At Çingleton last week, Michael Jurewitz talked about app pricing and the arguments for raising your price. He made a convincing case, and it echoed some of the themes that I wrote about before I released Tweet Library 1.0 back in 2010.
In the two years since, I never once changed the price. No intro discount, no gimmicks, never on sale; $10 was essentially set stone. Even as it moved to the iPhone as a universal app, I stuck to my original philosophy about pricing, perhaps stubbornly. There’s value in consistent pricing, so that the user knows what to expect from one month to the next, and to indicate that the developer attaches a specific value to the app.

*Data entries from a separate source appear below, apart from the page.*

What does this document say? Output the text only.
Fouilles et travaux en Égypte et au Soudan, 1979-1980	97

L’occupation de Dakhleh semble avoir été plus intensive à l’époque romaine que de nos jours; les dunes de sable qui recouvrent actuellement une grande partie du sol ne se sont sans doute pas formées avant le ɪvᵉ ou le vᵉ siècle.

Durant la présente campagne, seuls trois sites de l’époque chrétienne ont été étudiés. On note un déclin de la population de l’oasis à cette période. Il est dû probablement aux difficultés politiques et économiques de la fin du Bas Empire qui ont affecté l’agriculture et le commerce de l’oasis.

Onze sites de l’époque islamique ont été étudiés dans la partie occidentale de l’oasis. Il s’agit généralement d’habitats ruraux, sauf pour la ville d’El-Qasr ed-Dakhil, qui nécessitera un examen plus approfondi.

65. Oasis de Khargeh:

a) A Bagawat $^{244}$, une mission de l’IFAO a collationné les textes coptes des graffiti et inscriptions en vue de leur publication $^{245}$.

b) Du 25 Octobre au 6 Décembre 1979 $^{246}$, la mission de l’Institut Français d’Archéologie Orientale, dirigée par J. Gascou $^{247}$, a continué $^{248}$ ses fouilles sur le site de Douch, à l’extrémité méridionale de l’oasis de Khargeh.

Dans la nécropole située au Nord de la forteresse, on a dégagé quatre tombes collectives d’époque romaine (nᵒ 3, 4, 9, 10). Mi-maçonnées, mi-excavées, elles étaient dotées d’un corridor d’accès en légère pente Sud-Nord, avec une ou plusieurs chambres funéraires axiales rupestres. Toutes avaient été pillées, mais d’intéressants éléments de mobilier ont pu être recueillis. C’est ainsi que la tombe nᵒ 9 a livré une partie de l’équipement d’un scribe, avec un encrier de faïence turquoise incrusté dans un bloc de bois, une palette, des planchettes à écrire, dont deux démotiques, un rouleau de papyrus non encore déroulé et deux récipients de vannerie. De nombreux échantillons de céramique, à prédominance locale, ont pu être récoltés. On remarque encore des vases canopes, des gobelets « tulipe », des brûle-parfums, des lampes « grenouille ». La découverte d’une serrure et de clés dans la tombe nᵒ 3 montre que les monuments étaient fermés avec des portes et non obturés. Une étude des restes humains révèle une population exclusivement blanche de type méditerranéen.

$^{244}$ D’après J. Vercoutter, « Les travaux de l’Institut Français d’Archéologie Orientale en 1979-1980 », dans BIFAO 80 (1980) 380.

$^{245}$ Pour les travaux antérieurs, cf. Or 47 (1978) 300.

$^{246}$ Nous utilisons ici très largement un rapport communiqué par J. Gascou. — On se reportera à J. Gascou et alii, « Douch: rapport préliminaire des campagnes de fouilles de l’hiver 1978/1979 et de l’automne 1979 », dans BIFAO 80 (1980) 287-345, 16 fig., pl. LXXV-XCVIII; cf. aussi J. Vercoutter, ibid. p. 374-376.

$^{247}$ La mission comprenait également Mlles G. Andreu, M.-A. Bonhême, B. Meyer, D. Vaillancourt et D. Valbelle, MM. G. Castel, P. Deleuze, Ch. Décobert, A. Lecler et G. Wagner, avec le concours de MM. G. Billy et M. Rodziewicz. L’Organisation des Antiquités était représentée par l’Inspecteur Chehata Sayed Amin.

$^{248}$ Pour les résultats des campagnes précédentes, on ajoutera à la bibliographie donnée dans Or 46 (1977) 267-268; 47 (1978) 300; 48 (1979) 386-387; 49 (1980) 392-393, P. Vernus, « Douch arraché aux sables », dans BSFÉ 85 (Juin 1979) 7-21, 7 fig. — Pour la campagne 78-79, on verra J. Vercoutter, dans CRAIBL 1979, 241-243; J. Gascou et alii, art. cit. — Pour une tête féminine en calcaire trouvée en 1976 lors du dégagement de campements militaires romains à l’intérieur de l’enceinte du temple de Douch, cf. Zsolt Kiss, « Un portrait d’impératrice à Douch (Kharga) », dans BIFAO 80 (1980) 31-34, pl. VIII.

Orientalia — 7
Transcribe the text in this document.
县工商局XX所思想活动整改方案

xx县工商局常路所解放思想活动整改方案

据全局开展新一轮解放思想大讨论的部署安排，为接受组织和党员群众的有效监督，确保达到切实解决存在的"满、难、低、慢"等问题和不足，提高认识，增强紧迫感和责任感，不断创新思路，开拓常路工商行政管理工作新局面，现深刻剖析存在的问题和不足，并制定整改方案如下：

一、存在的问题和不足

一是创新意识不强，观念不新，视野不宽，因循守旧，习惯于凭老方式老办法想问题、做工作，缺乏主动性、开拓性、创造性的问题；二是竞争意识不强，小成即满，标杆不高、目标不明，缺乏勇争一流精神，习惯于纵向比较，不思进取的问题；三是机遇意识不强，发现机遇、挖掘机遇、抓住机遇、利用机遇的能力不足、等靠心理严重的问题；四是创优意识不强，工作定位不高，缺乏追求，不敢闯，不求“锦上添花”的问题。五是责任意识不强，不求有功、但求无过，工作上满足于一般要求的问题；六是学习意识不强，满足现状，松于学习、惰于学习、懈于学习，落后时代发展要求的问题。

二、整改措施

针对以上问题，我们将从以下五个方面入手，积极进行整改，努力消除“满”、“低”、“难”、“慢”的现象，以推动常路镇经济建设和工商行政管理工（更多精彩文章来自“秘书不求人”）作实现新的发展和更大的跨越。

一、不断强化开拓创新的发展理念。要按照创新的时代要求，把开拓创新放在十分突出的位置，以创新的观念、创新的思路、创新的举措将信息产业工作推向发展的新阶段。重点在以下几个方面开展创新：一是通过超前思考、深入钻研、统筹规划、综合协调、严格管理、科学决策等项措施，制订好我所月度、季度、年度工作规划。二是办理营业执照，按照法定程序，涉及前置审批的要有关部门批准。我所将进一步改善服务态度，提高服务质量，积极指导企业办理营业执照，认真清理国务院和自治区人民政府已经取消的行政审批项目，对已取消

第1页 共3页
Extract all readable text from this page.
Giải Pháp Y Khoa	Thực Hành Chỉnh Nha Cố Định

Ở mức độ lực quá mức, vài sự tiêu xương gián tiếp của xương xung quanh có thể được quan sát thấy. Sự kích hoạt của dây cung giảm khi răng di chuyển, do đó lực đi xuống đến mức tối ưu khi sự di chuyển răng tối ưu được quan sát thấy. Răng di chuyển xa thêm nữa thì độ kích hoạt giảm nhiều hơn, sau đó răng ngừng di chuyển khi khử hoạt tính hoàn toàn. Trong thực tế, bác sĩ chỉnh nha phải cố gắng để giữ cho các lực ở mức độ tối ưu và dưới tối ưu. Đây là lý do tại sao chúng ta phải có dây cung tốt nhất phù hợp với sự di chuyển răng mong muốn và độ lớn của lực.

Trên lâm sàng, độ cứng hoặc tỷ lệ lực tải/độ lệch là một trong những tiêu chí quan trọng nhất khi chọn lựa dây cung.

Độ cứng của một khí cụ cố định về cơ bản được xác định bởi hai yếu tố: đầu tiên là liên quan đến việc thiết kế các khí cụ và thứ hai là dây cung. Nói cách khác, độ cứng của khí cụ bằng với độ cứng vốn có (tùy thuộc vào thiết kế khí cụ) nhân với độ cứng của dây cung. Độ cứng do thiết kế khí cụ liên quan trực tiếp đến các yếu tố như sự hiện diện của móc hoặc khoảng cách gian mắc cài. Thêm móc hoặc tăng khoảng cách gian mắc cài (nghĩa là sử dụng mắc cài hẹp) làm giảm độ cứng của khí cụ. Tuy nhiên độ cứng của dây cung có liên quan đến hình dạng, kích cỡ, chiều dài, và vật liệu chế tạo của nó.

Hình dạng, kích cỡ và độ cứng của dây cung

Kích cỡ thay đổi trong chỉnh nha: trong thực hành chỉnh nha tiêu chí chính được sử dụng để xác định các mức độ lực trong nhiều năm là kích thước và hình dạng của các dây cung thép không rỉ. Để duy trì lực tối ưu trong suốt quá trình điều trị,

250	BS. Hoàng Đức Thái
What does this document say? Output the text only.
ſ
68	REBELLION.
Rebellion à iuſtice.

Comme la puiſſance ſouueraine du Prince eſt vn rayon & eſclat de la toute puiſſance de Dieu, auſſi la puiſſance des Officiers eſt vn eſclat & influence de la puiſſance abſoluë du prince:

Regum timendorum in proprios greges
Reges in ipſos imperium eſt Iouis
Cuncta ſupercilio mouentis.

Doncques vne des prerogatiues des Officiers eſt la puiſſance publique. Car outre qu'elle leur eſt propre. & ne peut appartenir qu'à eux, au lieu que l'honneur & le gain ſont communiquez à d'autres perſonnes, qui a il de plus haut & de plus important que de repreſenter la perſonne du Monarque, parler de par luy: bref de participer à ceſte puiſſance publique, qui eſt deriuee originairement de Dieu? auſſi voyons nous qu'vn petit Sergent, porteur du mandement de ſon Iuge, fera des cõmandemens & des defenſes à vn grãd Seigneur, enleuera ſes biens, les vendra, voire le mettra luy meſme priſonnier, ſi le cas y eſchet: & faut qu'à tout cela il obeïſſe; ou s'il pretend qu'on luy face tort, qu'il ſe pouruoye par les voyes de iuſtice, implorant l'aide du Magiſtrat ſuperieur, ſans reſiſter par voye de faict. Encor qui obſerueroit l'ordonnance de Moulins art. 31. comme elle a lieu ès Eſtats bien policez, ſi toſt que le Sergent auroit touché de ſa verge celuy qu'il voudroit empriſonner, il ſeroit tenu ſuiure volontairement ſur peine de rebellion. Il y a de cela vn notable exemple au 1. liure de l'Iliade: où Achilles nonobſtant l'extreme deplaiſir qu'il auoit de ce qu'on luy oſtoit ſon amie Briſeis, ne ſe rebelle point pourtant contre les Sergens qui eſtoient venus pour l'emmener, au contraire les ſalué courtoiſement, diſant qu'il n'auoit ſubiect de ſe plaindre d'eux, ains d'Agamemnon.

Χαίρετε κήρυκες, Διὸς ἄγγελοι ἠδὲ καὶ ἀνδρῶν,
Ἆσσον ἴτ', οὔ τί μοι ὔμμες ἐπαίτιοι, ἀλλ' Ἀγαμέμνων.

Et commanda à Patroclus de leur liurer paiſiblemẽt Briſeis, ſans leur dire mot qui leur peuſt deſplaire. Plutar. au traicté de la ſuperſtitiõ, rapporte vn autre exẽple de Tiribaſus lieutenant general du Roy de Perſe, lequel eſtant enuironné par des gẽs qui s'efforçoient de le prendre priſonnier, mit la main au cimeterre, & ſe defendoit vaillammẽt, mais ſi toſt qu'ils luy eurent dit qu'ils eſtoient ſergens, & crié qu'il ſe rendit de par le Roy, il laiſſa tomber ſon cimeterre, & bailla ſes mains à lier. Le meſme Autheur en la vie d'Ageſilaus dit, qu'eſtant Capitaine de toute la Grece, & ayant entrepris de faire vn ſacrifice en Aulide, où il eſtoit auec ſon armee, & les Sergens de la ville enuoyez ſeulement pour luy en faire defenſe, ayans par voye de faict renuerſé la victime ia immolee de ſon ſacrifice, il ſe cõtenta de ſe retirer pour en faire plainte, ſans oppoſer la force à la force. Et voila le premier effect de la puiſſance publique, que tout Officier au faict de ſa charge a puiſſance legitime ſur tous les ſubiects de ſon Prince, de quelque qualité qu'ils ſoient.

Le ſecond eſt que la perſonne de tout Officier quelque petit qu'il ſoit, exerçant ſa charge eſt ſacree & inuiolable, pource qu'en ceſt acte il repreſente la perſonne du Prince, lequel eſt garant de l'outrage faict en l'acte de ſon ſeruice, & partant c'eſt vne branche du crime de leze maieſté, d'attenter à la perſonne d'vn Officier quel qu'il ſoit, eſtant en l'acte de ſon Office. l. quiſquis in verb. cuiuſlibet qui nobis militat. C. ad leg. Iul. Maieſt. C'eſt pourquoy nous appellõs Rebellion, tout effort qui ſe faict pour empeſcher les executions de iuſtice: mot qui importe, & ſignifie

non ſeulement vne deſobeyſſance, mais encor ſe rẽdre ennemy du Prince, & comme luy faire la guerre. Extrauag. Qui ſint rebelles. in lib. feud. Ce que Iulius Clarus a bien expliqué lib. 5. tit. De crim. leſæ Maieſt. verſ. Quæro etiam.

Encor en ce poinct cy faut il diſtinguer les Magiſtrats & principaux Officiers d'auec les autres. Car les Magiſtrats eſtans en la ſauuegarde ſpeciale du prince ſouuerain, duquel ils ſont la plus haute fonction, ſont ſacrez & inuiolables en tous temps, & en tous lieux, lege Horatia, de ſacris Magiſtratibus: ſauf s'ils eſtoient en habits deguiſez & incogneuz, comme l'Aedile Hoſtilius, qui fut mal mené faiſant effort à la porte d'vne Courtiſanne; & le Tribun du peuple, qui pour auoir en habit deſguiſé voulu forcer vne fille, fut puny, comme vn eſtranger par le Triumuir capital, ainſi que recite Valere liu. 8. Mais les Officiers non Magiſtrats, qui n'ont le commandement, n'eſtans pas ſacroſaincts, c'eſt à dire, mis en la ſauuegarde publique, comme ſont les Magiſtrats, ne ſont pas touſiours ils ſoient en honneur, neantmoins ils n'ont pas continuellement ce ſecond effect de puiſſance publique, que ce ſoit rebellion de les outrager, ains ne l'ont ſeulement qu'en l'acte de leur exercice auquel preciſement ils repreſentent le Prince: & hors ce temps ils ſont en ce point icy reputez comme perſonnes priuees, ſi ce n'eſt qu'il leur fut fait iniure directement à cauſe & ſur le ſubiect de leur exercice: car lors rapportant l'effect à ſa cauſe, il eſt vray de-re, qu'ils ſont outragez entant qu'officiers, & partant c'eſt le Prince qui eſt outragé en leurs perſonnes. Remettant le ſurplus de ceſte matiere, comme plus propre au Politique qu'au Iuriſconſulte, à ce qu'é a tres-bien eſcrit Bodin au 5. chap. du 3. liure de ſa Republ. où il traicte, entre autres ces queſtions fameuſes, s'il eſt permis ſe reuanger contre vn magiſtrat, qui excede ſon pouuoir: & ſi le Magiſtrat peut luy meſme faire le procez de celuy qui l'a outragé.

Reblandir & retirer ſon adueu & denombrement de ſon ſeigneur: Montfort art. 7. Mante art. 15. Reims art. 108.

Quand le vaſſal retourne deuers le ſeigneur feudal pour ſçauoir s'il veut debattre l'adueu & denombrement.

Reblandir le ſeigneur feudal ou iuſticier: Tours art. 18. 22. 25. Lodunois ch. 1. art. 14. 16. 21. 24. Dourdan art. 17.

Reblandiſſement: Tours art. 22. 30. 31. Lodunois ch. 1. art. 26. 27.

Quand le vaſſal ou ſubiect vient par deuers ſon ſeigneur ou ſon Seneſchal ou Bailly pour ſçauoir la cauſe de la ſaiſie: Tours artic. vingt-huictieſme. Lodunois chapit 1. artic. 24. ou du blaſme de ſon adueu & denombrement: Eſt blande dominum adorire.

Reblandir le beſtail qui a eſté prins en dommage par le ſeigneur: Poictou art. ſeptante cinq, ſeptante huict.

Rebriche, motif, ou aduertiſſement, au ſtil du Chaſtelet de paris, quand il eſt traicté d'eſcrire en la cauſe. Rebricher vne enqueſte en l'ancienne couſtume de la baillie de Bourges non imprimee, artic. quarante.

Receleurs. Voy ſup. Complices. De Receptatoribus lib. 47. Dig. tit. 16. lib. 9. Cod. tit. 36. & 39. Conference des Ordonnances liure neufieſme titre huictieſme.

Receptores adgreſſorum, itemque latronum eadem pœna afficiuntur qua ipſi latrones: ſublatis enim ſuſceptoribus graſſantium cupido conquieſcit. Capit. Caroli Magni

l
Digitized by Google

Last week, before Çingleton and right as version 2.1 of Tweet Library was about to be released, I decided to try an experiment: I cut the price in half to $4.99. Even though it’s a niche app that only doubles as a full Twitter client, this puts it more in line with other Twitter apps on iOS. (And even cheaper than buying both the iPhone and iPad versions of some apps, like Netbot for ADN.)
Meanwhile, Tweetbot for Mac is now out at $20. Daniel Jalkut covers this on his new blog, Bitsplitting:
“Is $20 a reasonable amount to pay for Tweetbot? I think so. But if Tapbots would have preferred to charge even less, has it been fairly priced? Many folks are seizing on the coincidence of Tapbots needing to charge more as an opportunity to exalt ‘fair pricing,’ when this was a result of coercion in two directions.”
Pricing is something I am still very fascinated by, especially this constant pull between how we value our own software and how pragmatic we want to be as a business. I’m going to let Tweet Library sit at $4.99 for a month, and if revenue is not obviously greater than what it would have been, I’ll bump it back to $10 or a middle-ground $7.99.